Enquanto caminha na direção do gato, a Morte sorri um riso tão demoníaco quanto cruel e inteligente, e lhe pergunta se ele estava gostando de ver passar pela mente na hora da sua última morte todas as vidas que ele jogou fora se achando imbatível e importante. A Morte pergunta e sorri. Pergunta e avança para desfechar o golpe final no vaidoso gato de botas, que a olha e sabe que vai perder, a olha e tenta reagir, mas de nada adianta, pois sabe que perdeu, sabe que está derrotado, sabe que não é mais o famoso, o imbatível, o inigualável, o pretensioso Gato de Botas que tanto iludia a multidão com seus feitos que o que mais fizeram foi lhe fazer gastar todas as vidas de forma insana e infantil.

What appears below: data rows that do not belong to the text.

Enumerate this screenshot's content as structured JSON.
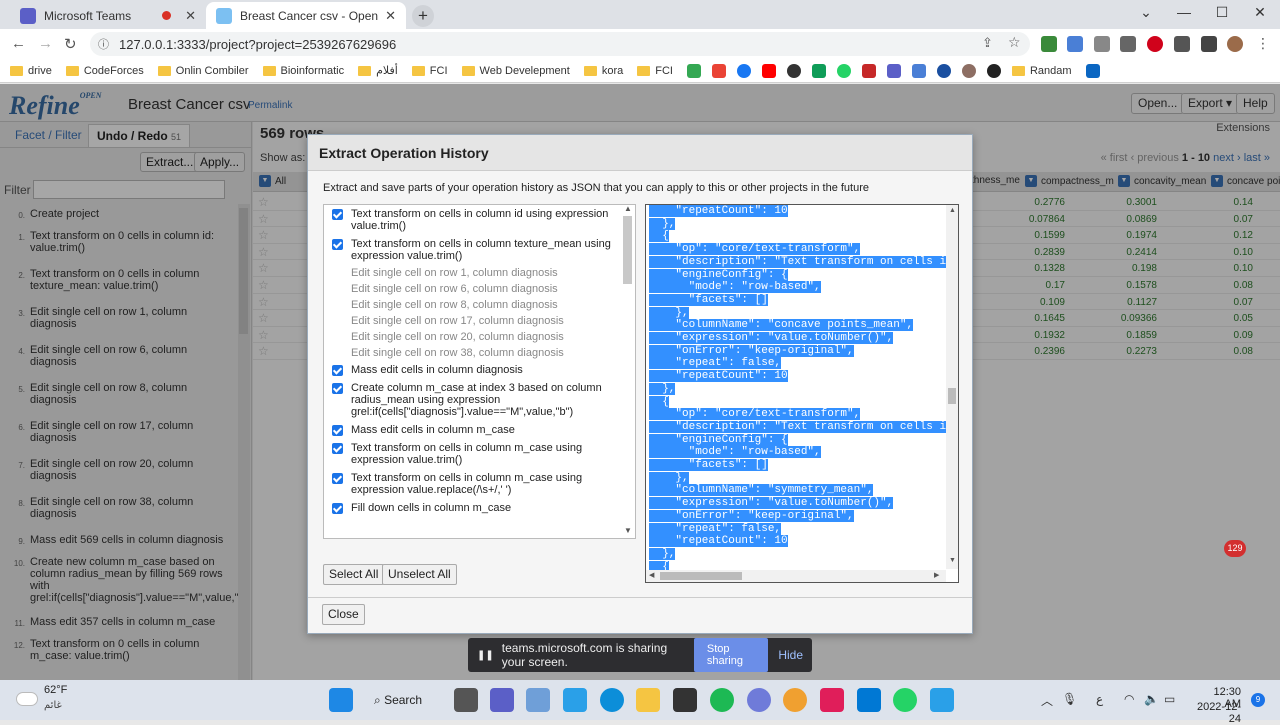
{
  "browser": {
    "tabs": [
      {
        "title": "Microsoft Teams",
        "active": false
      },
      {
        "title": "Breast Cancer csv - OpenRefine",
        "active": true
      }
    ],
    "new_tab_label": "+",
    "url": "127.0.0.1:3333/project?project=2539267629696",
    "bookmarks": [
      "drive",
      "CodeForces",
      "Onlin Combiler",
      "Bioinformatic",
      "أفلام",
      "FCI",
      "Web Develepment",
      "kora",
      "FCI",
      "Randam"
    ]
  },
  "header": {
    "logo": "Refine",
    "logo_sup": "OPEN",
    "project_name": "Breast Cancer csv",
    "permalink": "Permalink",
    "buttons": {
      "open": "Open...",
      "export": "Export ▾",
      "help": "Help"
    }
  },
  "left": {
    "tab_facet": "Facet / Filter",
    "tab_undo": "Undo / Redo",
    "undo_count": "51",
    "extract_btn": "Extract...",
    "apply_btn": "Apply...",
    "filter_label": "Filter",
    "history": [
      {
        "num": "0.",
        "text": "Create project"
      },
      {
        "num": "1.",
        "text": "Text transform on 0 cells in column id: value.trim()"
      },
      {
        "num": "2.",
        "text": "Text transform on 0 cells in column texture_mean: value.trim()"
      },
      {
        "num": "3.",
        "text": "Edit single cell on row 1, column diagnosis"
      },
      {
        "num": "4.",
        "text": "Edit single cell on row 6, column diagnosis"
      },
      {
        "num": "5.",
        "text": "Edit single cell on row 8, column diagnosis"
      },
      {
        "num": "6.",
        "text": "Edit single cell on row 17, column diagnosis"
      },
      {
        "num": "7.",
        "text": "Edit single cell on row 20, column diagnosis"
      },
      {
        "num": "8.",
        "text": "Edit single cell on row 38, column diagnosis"
      },
      {
        "num": "9.",
        "text": "Mass edit 569 cells in column diagnosis"
      },
      {
        "num": "10.",
        "text": "Create new column m_case based on column radius_mean by filling 569 rows with grel:if(cells[\"diagnosis\"].value==\"M\",value,\""
      },
      {
        "num": "11.",
        "text": "Mass edit 357 cells in column m_case"
      },
      {
        "num": "12.",
        "text": "Text transform on 0 cells in column m_case: value.trim()"
      }
    ]
  },
  "data": {
    "row_count": "569 rows",
    "extensions": "Extensions",
    "show_as": "Show as:",
    "pager": {
      "first": "« first",
      "previous": "‹ previous",
      "range": "1 - 10",
      "next": "next ›",
      "last": "last »"
    },
    "all_label": "All",
    "columns": [
      "thness_me",
      "compactness_m",
      "concavity_mean",
      "concave poi"
    ],
    "rows": [
      [
        "0.1184",
        "0.2776",
        "0.3001",
        "0.14"
      ],
      [
        "0.08474",
        "0.07864",
        "0.0869",
        "0.07"
      ],
      [
        "0.1096",
        "0.1599",
        "0.1974",
        "0.12"
      ],
      [
        "0.1425",
        "0.2839",
        "0.2414",
        "0.10"
      ],
      [
        "0.1003",
        "0.1328",
        "0.198",
        "0.10"
      ],
      [
        "0.1278",
        "0.17",
        "0.1578",
        "0.08"
      ],
      [
        "0.09463",
        "0.109",
        "0.1127",
        "0.07"
      ],
      [
        "0.1189",
        "0.1645",
        "0.09366",
        "0.05"
      ],
      [
        "0.1273",
        "0.1932",
        "0.1859",
        "0.09"
      ],
      [
        "0.1186",
        "0.2396",
        "0.2273",
        "0.08"
      ]
    ]
  },
  "dialog": {
    "title": "Extract Operation History",
    "description": "Extract and save parts of your operation history as JSON that you can apply to this or other projects in the future",
    "operations": [
      {
        "label": "Text transform on cells in column id using expression value.trim()",
        "checked": true
      },
      {
        "label": "Text transform on cells in column texture_mean using expression value.trim()",
        "checked": true
      },
      {
        "label": "Edit single cell on row 1, column diagnosis",
        "checked": null
      },
      {
        "label": "Edit single cell on row 6, column diagnosis",
        "checked": null
      },
      {
        "label": "Edit single cell on row 8, column diagnosis",
        "checked": null
      },
      {
        "label": "Edit single cell on row 17, column diagnosis",
        "checked": null
      },
      {
        "label": "Edit single cell on row 20, column diagnosis",
        "checked": null
      },
      {
        "label": "Edit single cell on row 38, column diagnosis",
        "checked": null
      },
      {
        "label": "Mass edit cells in column diagnosis",
        "checked": true
      },
      {
        "label": "Create column m_case at index 3 based on column radius_mean using expression grel:if(cells[\"diagnosis\"].value==\"M\",value,\"b\")",
        "checked": true
      },
      {
        "label": "Mass edit cells in column m_case",
        "checked": true
      },
      {
        "label": "Text transform on cells in column m_case using expression value.trim()",
        "checked": true
      },
      {
        "label": "Text transform on cells in column m_case using expression value.replace(/\\s+/,' ')",
        "checked": true
      },
      {
        "label": "Fill down cells in column m_case",
        "checked": true
      }
    ],
    "json_lines": [
      "    \"repeatCount\": 10",
      "  },",
      "  {",
      "    \"op\": \"core/text-transform\",",
      "    \"description\": \"Text transform on cells in co",
      "    \"engineConfig\": {",
      "      \"mode\": \"row-based\",",
      "      \"facets\": []",
      "    },",
      "    \"columnName\": \"concave points_mean\",",
      "    \"expression\": \"value.toNumber()\",",
      "    \"onError\": \"keep-original\",",
      "    \"repeat\": false,",
      "    \"repeatCount\": 10",
      "  },",
      "  {",
      "    \"op\": \"core/text-transform\",",
      "    \"description\": \"Text transform on cells in co",
      "    \"engineConfig\": {",
      "      \"mode\": \"row-based\",",
      "      \"facets\": []",
      "    },",
      "    \"columnName\": \"symmetry_mean\",",
      "    \"expression\": \"value.toNumber()\",",
      "    \"onError\": \"keep-original\",",
      "    \"repeat\": false,",
      "    \"repeatCount\": 10",
      "  },",
      "  {"
    ],
    "select_all": "Select All",
    "unselect_all": "Unselect All",
    "close": "Close",
    "notif_count": "129"
  },
  "share_bar": {
    "text": "teams.microsoft.com is sharing your screen.",
    "stop": "Stop sharing",
    "hide": "Hide"
  },
  "taskbar": {
    "temp": "62°F",
    "weather": "غائم",
    "search": "Search",
    "time": "12:30 AM",
    "date": "2022-12-24",
    "lang": "ع",
    "notif": "9"
  },
  "colors": {
    "accent": "#3b73b9",
    "selection": "#3390ff",
    "checkbox": "#1a73e8"
  }
}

É assim que o gato de botas, sempre tão corajoso, tão destemido e feroz com seus inimigos, se encolhe, se assusta, percebe que não é aquilo que o aplauso das multidões para as quais ele jogava o faziam pensar ser.
Então o gato, o corajoso, o grandão, o fantástico, o inabalável, o destemido gato de botas vira um gatinho frágil diante da derrota, vira ali na frente da morte que o derrotará um tomador de leite, simplesmente frágil, fraco, covarde, medroso derrotável como outro qualquer daquela multidão alucinada que o seguia e aplaudia.

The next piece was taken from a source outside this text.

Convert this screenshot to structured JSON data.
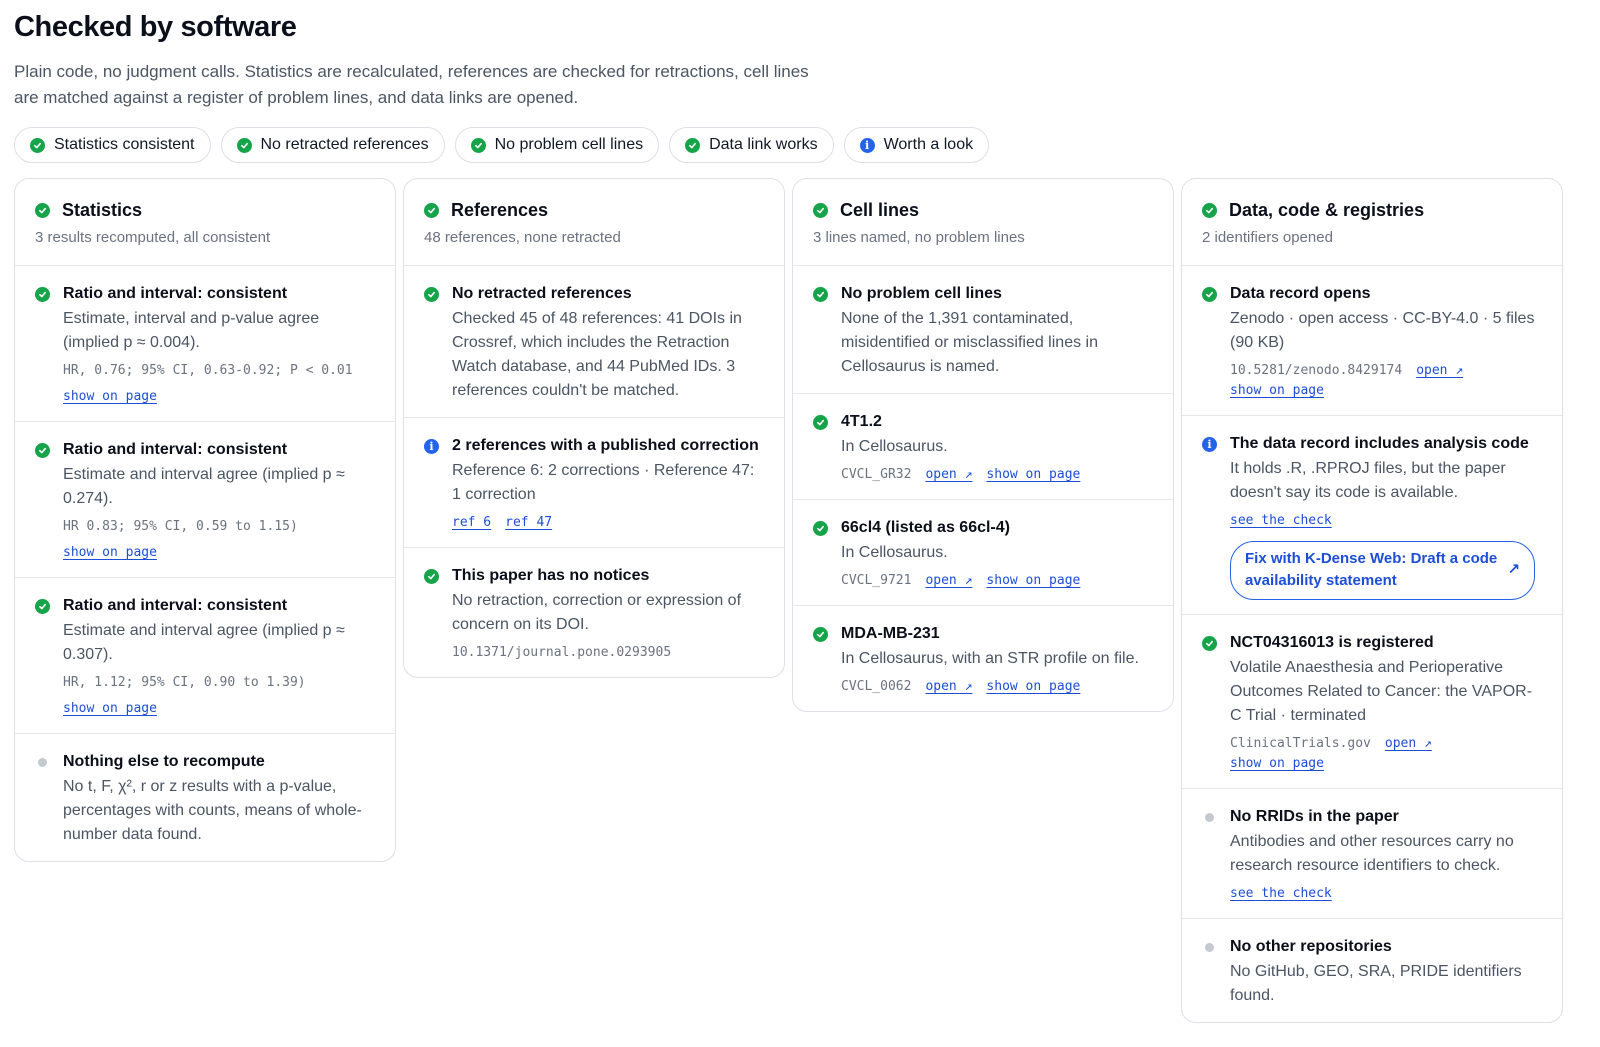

Vendo isso o gato vira um gato. E foge. Ele salta dentro de uma latrina, pula nas fezes de uma capunga onde humanos depositam seus excrementos, e vai para longe enterrar sua lenda pessoal que, sem mais vidas para viver, sem mais tempo para ser “o grandão”, lhe fazem compreender que ele era apenas um boquirroto metido a maioral mas que, no fundo, não passava de um frágil gatinho adoecido pelo medo quando vê que perderá tudo se perder aquela última vida.
Termina aqui? Não! É aqui que começa o filme o Gato de Botas, que passará por uma jornada incrível para, na fragilidade de quem tem uma só vida, entender o significado real de amizades, de lealdade, de humildade, amores, família e os valores morais e éticos que todo ser que é idolatrado pelas massas pensa que só existe para “os outros”, porque ele é superior a tudo isso que nós, seres “normais”, chamamos de ... vida!
Não perca. É o melhor filme do ano.
Está no Cinemark do Novo Shopping, em Novo Hamburgo.
Entrada a 36 reais. Caríssimo, eu sei. Mas paguei meia, 18 reais, no benefício de ter ficado “idoso” (se você rir, perde o amigo kkk...).